Avoid jargon for the sake of jargon. You’re not impressing other auditors, you’re helping developers fix their code and giving users peace of mind.

Instead of writing:

“The access control logic is vulnerable to a race condition arising from non-atomic updates to the mutable state due to asynchronous function resolution in the context of reentrancy.”

Just say:

“The function can be re-entered before state is fully updated, allowing attackers to exploit inconsistent logic.”

Keep it clear, concise, and correct.

Also, format the report for readability. Consistent headings, issue numbering, inline code snippets, and hyperlinked references all make the reader’s life easier.
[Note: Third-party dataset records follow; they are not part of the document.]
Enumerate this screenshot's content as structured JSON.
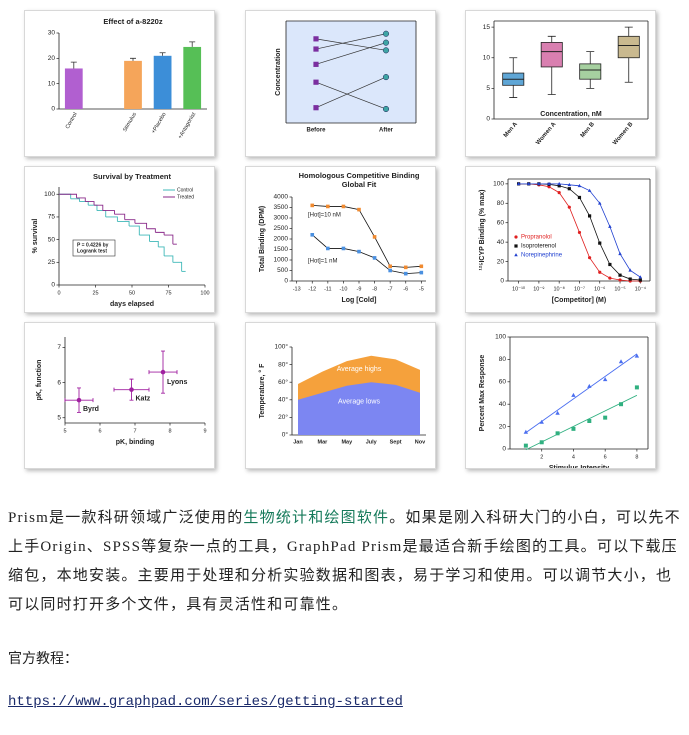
{
  "figures": [
    {
      "type": "bar",
      "title": "Effect of a-8220z",
      "categories": [
        "Control",
        null,
        "Stimulus",
        "+Placebo",
        "+Antagonist"
      ],
      "values": [
        16,
        null,
        19,
        21,
        24.5
      ],
      "errors": [
        2.5,
        null,
        1,
        1.2,
        2
      ],
      "colors": [
        "#b15fd0",
        null,
        "#f5a55a",
        "#3c8ed8",
        "#56bf56"
      ],
      "ylim": [
        0,
        30
      ],
      "yticks": [
        0,
        10,
        20,
        30
      ]
    },
    {
      "type": "before-after",
      "ylabel": "Concentration",
      "categories": [
        "Before",
        "After"
      ],
      "before": [
        8.6,
        7.8,
        6.6,
        5.2,
        3.2
      ],
      "after": [
        7.7,
        9.0,
        8.3,
        3.1,
        5.6
      ],
      "ylim": [
        2,
        10
      ],
      "colors": [
        "#7b2fa0",
        "#3fa5a5"
      ],
      "background": "#dbe7fb"
    },
    {
      "type": "box",
      "xlabel": "Concentration, nM",
      "categories": [
        "Men A",
        "Women A",
        "Men B",
        "Women B"
      ],
      "colors": [
        "#5fa6d6",
        "#d97fb0",
        "#a6d0a0",
        "#c9b98f"
      ],
      "min": [
        3.5,
        4,
        5,
        6
      ],
      "q1": [
        5.5,
        8.5,
        6.5,
        10
      ],
      "median": [
        6.5,
        11,
        8,
        12
      ],
      "q3": [
        7.5,
        12.5,
        9,
        13.5
      ],
      "max": [
        10,
        13.5,
        11,
        15
      ],
      "ylim": [
        0,
        16
      ],
      "yticks": [
        0,
        5,
        10,
        15
      ]
    },
    {
      "type": "survival",
      "title": "Survival by Treatment",
      "xlabel": "days elapsed",
      "ylabel": "% survival",
      "xlim": [
        0,
        100
      ],
      "ylim": [
        0,
        108
      ],
      "xticks": [
        0,
        25,
        50,
        75,
        100
      ],
      "yticks": [
        0,
        25,
        50,
        75,
        100
      ],
      "annotation": [
        "P = 0.4226 by",
        "Logrank test"
      ],
      "series": [
        {
          "name": "Control",
          "color": "#3fb8b8",
          "x": [
            0,
            8,
            14,
            20,
            26,
            32,
            40,
            48,
            55,
            62,
            68,
            72,
            78,
            84
          ],
          "values": [
            100,
            95,
            92,
            88,
            82,
            75,
            70,
            65,
            55,
            48,
            42,
            32,
            25,
            15
          ]
        },
        {
          "name": "Treated",
          "color": "#8a2a8a",
          "x": [
            0,
            12,
            18,
            24,
            30,
            38,
            45,
            52,
            60,
            66,
            72,
            78
          ],
          "values": [
            100,
            96,
            92,
            88,
            82,
            78,
            72,
            68,
            62,
            58,
            55,
            45
          ]
        }
      ]
    },
    {
      "type": "binding",
      "title": "Homologous Competitive Binding",
      "subtitle": "Global Fit",
      "ylabel": "Total Binding (DPM)",
      "xlabel": "Log [Cold]",
      "xlim": [
        -13.3,
        -4.7
      ],
      "ylim": [
        0,
        4000
      ],
      "xticks": [
        -13,
        -12,
        -11,
        -10,
        -9,
        -8,
        -7,
        -6,
        -5
      ],
      "yticks": [
        0,
        500,
        1000,
        1500,
        2000,
        2500,
        3000,
        3500,
        4000
      ],
      "annotations": [
        "[Hot]=10 nM",
        "[Hot]=1 nM"
      ],
      "x": [
        -12,
        -11,
        -10,
        -9,
        -8,
        -7,
        -6,
        -5
      ],
      "series": [
        {
          "color": "#f08a30",
          "values": [
            3600,
            3550,
            3550,
            3400,
            2100,
            700,
            650,
            700
          ]
        },
        {
          "color": "#4a90e0",
          "values": [
            2200,
            1550,
            1550,
            1400,
            1100,
            500,
            350,
            400
          ]
        }
      ]
    },
    {
      "type": "dose-response",
      "ylabel": "¹²⁵ICYP Binding (% max)",
      "xlabel": "[Competitor]  (M)",
      "xscale": "log",
      "xlim": [
        3e-11,
        0.0003
      ],
      "ylim": [
        0,
        105
      ],
      "yticks": [
        0,
        20,
        40,
        60,
        80,
        100
      ],
      "xticks": [
        {
          "value": 1e-10,
          "label": "10⁻¹⁰"
        },
        {
          "value": 1e-09,
          "label": "10⁻⁹"
        },
        {
          "value": 1e-08,
          "label": "10⁻⁸"
        },
        {
          "value": 1e-07,
          "label": "10⁻⁷"
        },
        {
          "value": 1e-06,
          "label": "10⁻⁶"
        },
        {
          "value": 1e-05,
          "label": "10⁻⁵"
        },
        {
          "value": 0.0001,
          "label": "10⁻⁴"
        }
      ],
      "x": [
        1e-10,
        3.16e-10,
        1e-09,
        3.16e-09,
        1e-08,
        3.16e-08,
        1e-07,
        3.16e-07,
        1e-06,
        3.16e-06,
        1e-05,
        3.16e-05,
        0.0001
      ],
      "series": [
        {
          "name": "Propranolol",
          "color": "#e02020",
          "marker": "circle",
          "values": [
            100,
            100,
            99,
            97,
            91,
            76,
            50,
            24,
            9,
            3,
            1,
            0,
            0
          ]
        },
        {
          "name": "Isoproterenol",
          "color": "#111111",
          "marker": "square",
          "values": [
            100,
            100,
            100,
            99.5,
            98,
            95,
            86,
            67,
            39,
            17,
            6,
            2,
            1
          ]
        },
        {
          "name": "Norepinephrine",
          "color": "#2040d0",
          "marker": "triangle",
          "values": [
            100,
            100,
            100,
            100,
            100,
            99,
            98,
            93,
            80,
            56,
            28,
            11,
            4
          ]
        }
      ]
    },
    {
      "type": "xy-error",
      "xlabel": "pK, binding",
      "ylabel": "pK, function",
      "xlim": [
        5,
        9
      ],
      "ylim": [
        4.85,
        7.3
      ],
      "xticks": [
        5,
        6,
        7,
        8,
        9
      ],
      "yticks": [
        5,
        6,
        7
      ],
      "color": "#a020a0",
      "points": [
        {
          "name": "Byrd",
          "x": 5.4,
          "y": 5.5,
          "xerr": 0.4,
          "yerr": 0.35
        },
        {
          "name": "Katz",
          "x": 6.9,
          "y": 5.8,
          "xerr": 0.5,
          "yerr": 0.3
        },
        {
          "name": "Lyons",
          "x": 7.8,
          "y": 6.3,
          "xerr": 0.4,
          "yerr": 0.6
        }
      ]
    },
    {
      "type": "area",
      "ylabel": "Temperature, ° F",
      "categories": [
        "Jan",
        "Mar",
        "May",
        "July",
        "Sept",
        "Nov"
      ],
      "ylim": [
        0,
        100
      ],
      "yticks": [
        {
          "value": 0,
          "label": "0°"
        },
        {
          "value": 20,
          "label": "20°"
        },
        {
          "value": 40,
          "label": "40°"
        },
        {
          "value": 60,
          "label": "60°"
        },
        {
          "value": 80,
          "label": "80°"
        },
        {
          "value": 100,
          "label": "100°"
        }
      ],
      "series": [
        {
          "name": "Average highs",
          "color": "#f5a13c",
          "values": [
            58,
            72,
            84,
            90,
            86,
            74
          ]
        },
        {
          "name": "Average lows",
          "color": "#7c86f2",
          "values": [
            40,
            48,
            56,
            60,
            57,
            48
          ]
        }
      ]
    },
    {
      "type": "regression",
      "xlabel": "Stimulus Intensity",
      "ylabel": "Percent Max Response",
      "x": [
        1,
        2,
        3,
        4,
        5,
        6,
        7,
        8
      ],
      "xlim": [
        0,
        8.7
      ],
      "ylim": [
        0,
        100
      ],
      "xticks": [
        2,
        4,
        6,
        8
      ],
      "yticks": [
        0,
        20,
        40,
        60,
        80,
        100
      ],
      "series": [
        {
          "color": "#4a6ef0",
          "marker": "triangle",
          "values": [
            15,
            24,
            32,
            48,
            56,
            62,
            78,
            83
          ]
        },
        {
          "color": "#30b080",
          "marker": "square",
          "values": [
            3,
            6,
            14,
            18,
            25,
            28,
            40,
            55
          ]
        }
      ]
    }
  ],
  "article": {
    "paragraph": [
      "Prism是一款科研领域广泛使用的",
      "生物统计和绘图软件",
      "。如果是刚入科研大门的小白，可以先不上手Origin、SPSS等复杂一点的工具，GraphPad Prism是最适合新手绘图的工具。可以下载压缩包，本地安装。主要用于处理和分析实验数据和图表，易于学习和使用。可以调节大小，也可以同时打开多个文件，具有灵活性和可靠性。"
    ],
    "heading": "官方教程：",
    "link": "https://www.graphpad.com/series/getting-started"
  }
}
And always include an appendix, tool versions, commit hashes, custom test scripts, so the work can be verified or replicated.

Common Mistakes to Avoid

  • Overloading the report with low-impact issues – Prioritise what matters.
  • Vague recommendations – “Use a more secure pattern” helps no one.
  • Ignoring gas usage or test coverage insights – These are part of audit quality.
  • Neglecting to mention what wasn’t in scope – Always call this out.
  • Not versioning the report – Always include a report date and version. W’ve had reports come back months later with changes and no way to track deltas.

Final Thoughts

Writing audit reports isn’t glamorous. But it’s arguably the most impactful. A clear, thorough report can prevent millions in losses. A sloppy one can create a false sense of safety, or worse, lead to missed vulnerabilities.

In this space, where code is law and exploits move fast, the audit report is often the only written record of diligence. It’s a reflection of your thought process, your standards, and your credibility.

So take the time. Write like it matters, because it does.